In our world where so much is out of our control, it makes sense that we are drawn to promises that we can maintain our own health and safety. However, when we become convinced that we can completely control our wellbeing through our own measures, it can lead to rigid thinking and actions that limit us.
For example, when someone’s actions are primarily motivated by “being healthy,” they lose connection with their emotions and needs. They no longer do something because they like it, but because they feel they “must.” They ignore their body when it needs rest or when it needs more calories to properly function.
It can even impact someone who doesn’t act on the “healthy behaviors.” For example, they may be at home, feeling like they “should be eating better” or “should be getting outside.” They don’t, but they also can’t enjoy the present because of the amount of self-judgment and shame they heap on themselves.
In my case, I became convinced that sugar and animal products led to cancer and poor health. I thought that a raw vegan diet with no carbohydrates or sugar would help me to be healthy. And yet, I was lightheaded all of the time. My weight dropped drastically low (causing everyone to praise and reinforce my “healthy habits”) and my entire life revolved around my food. I couldn’t go to most restaurants. I had to make sure I had access to the few foods I could eat. It was exhausting for me and everyone around me.
I didn’t know I was orthorexic at the time. I didn’t know I was trying to control what little I could in the face of so much being out of my control (my mother had just died).
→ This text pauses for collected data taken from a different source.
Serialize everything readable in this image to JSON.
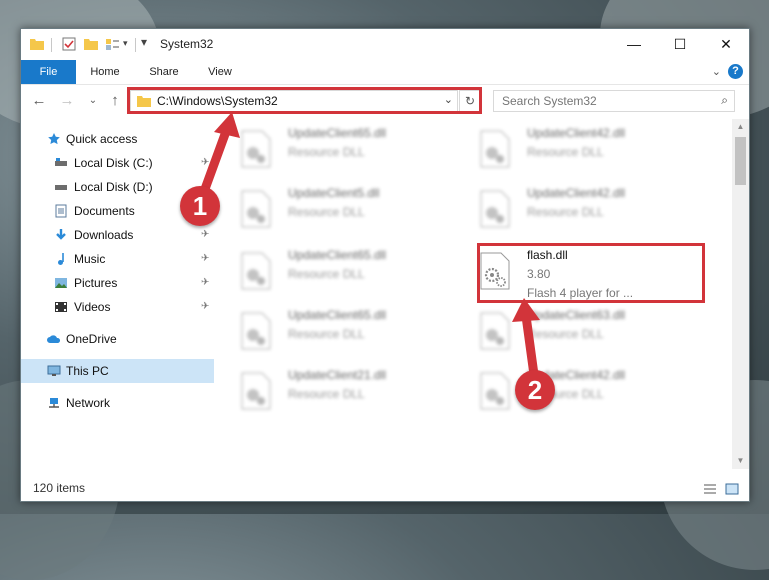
{
  "window": {
    "title": "System32",
    "minimize": "—",
    "maximize": "☐",
    "close": "✕"
  },
  "ribbon": {
    "tabs": [
      "File",
      "Home",
      "Share",
      "View"
    ],
    "help": "?"
  },
  "navigation": {
    "back": "←",
    "forward": "→",
    "recent": "⌄",
    "up": "↑",
    "address": "C:\\Windows\\System32",
    "refresh": "↻",
    "search_placeholder": "Search System32"
  },
  "sidebar": {
    "items": [
      {
        "label": "Quick access",
        "icon": "star-icon"
      },
      {
        "label": "Local Disk (C:)",
        "icon": "drive-icon",
        "pinned": true
      },
      {
        "label": "Local Disk (D:)",
        "icon": "drive-icon"
      },
      {
        "label": "Documents",
        "icon": "document-icon"
      },
      {
        "label": "Downloads",
        "icon": "download-icon",
        "pinned": true
      },
      {
        "label": "Music",
        "icon": "music-icon",
        "pinned": true
      },
      {
        "label": "Pictures",
        "icon": "picture-icon",
        "pinned": true
      },
      {
        "label": "Videos",
        "icon": "video-icon",
        "pinned": true
      },
      {
        "label": "OneDrive",
        "icon": "cloud-icon"
      },
      {
        "label": "This PC",
        "icon": "computer-icon",
        "selected": true
      },
      {
        "label": "Network",
        "icon": "network-icon"
      }
    ]
  },
  "files": [
    {
      "name": "UpdateClient65.dll",
      "sub": "Resource DLL",
      "blurred": true
    },
    {
      "name": "UpdateClient42.dll",
      "sub": "Resource DLL",
      "blurred": true
    },
    {
      "name": "UpdateClient5.dll",
      "sub": "Resource DLL",
      "blurred": true
    },
    {
      "name": "UpdateClient42.dll",
      "sub": "Resource DLL",
      "blurred": true
    },
    {
      "name": "UpdateClient65.dll",
      "sub": "Resource DLL",
      "blurred": true
    },
    {
      "name": "flash.dll",
      "sub": "3.80",
      "sub2": "Flash 4 player for ...",
      "blurred": false
    },
    {
      "name": "UpdateClient65.dll",
      "sub": "Resource DLL",
      "blurred": true
    },
    {
      "name": "UpdateClient63.dll",
      "sub": "Resource DLL",
      "blurred": true
    },
    {
      "name": "UpdateClient21.dll",
      "sub": "Resource DLL",
      "blurred": true
    },
    {
      "name": "UpdateClient42.dll",
      "sub": "Resource DLL",
      "blurred": true
    }
  ],
  "status": {
    "item_count": "120 items"
  },
  "callouts": [
    "1",
    "2"
  ],
  "colors": {
    "accent": "#1979ca",
    "highlight": "#d2343a",
    "selected": "#cce4f7"
  }
}
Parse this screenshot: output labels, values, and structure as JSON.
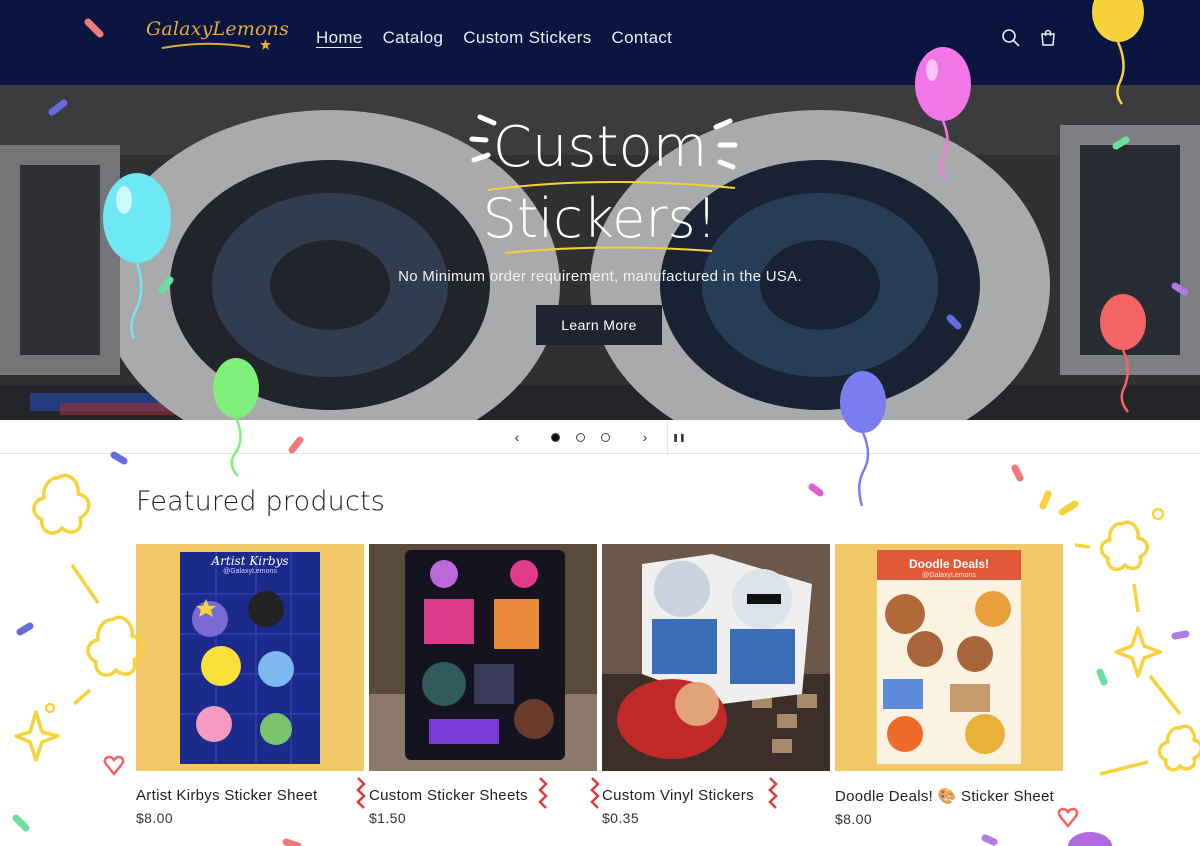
{
  "brand": {
    "logo_text": "GalaxyLemons"
  },
  "nav": {
    "items": [
      "Home",
      "Catalog",
      "Custom Stickers",
      "Contact"
    ],
    "active": "Home"
  },
  "header_icons": [
    "search-icon",
    "cart-icon"
  ],
  "hero": {
    "title_line1": "Custom",
    "title_line2": "Stickers!",
    "subtitle": "No Minimum order requirement, manufactured in the USA.",
    "button": "Learn More"
  },
  "slider": {
    "slides": 3,
    "current": 1,
    "prev": "‹",
    "next": "›",
    "pause": "❚❚"
  },
  "featured": {
    "heading": "Featured products",
    "products": [
      {
        "name": "Artist Kirbys Sticker Sheet",
        "price": "$8.00",
        "image_label": "Artist Kirbys",
        "image_sub": "@GalaxyLemons"
      },
      {
        "name": "Custom Sticker Sheets",
        "price": "$1.50"
      },
      {
        "name": "Custom Vinyl Stickers",
        "price": "$0.35"
      },
      {
        "name": "Doodle Deals! 🎨 Sticker Sheet",
        "price": "$8.00",
        "image_label": "Doodle Deals!",
        "image_sub": "@GalaxyLemons"
      }
    ]
  },
  "colors": {
    "header_bg": "#0b1640",
    "logo": "#e6a93a",
    "card_bg": "#f2c767",
    "button_bg": "#1f2430"
  }
}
I was doing the best I could with the information I had within the culture I lived in.
But the information was faulty. The culture messages we receive are wrong. We cannot control our health. Yes, there are things we can do to enhance our wellbeing (such as movement that aligns with what feels good for your body), but this does not guarantee our health.
Living in this grey area can be difficult and challenging. It makes sense that we gravitate toward rules and the allure of black and white thinking (Fat=bad, vegetable=good). However, sometimes the grey is hard simply because we don’t have practice navigating it. Once we deconstruct and detach from all of the crap culture teaches us, we can learn to make choices that align with us, without having to grasp for control.
If you or someone you know is struggling with orthorexia, a therapist can help. I also recommend the books Intuitive Eating and The F*ck It Diet.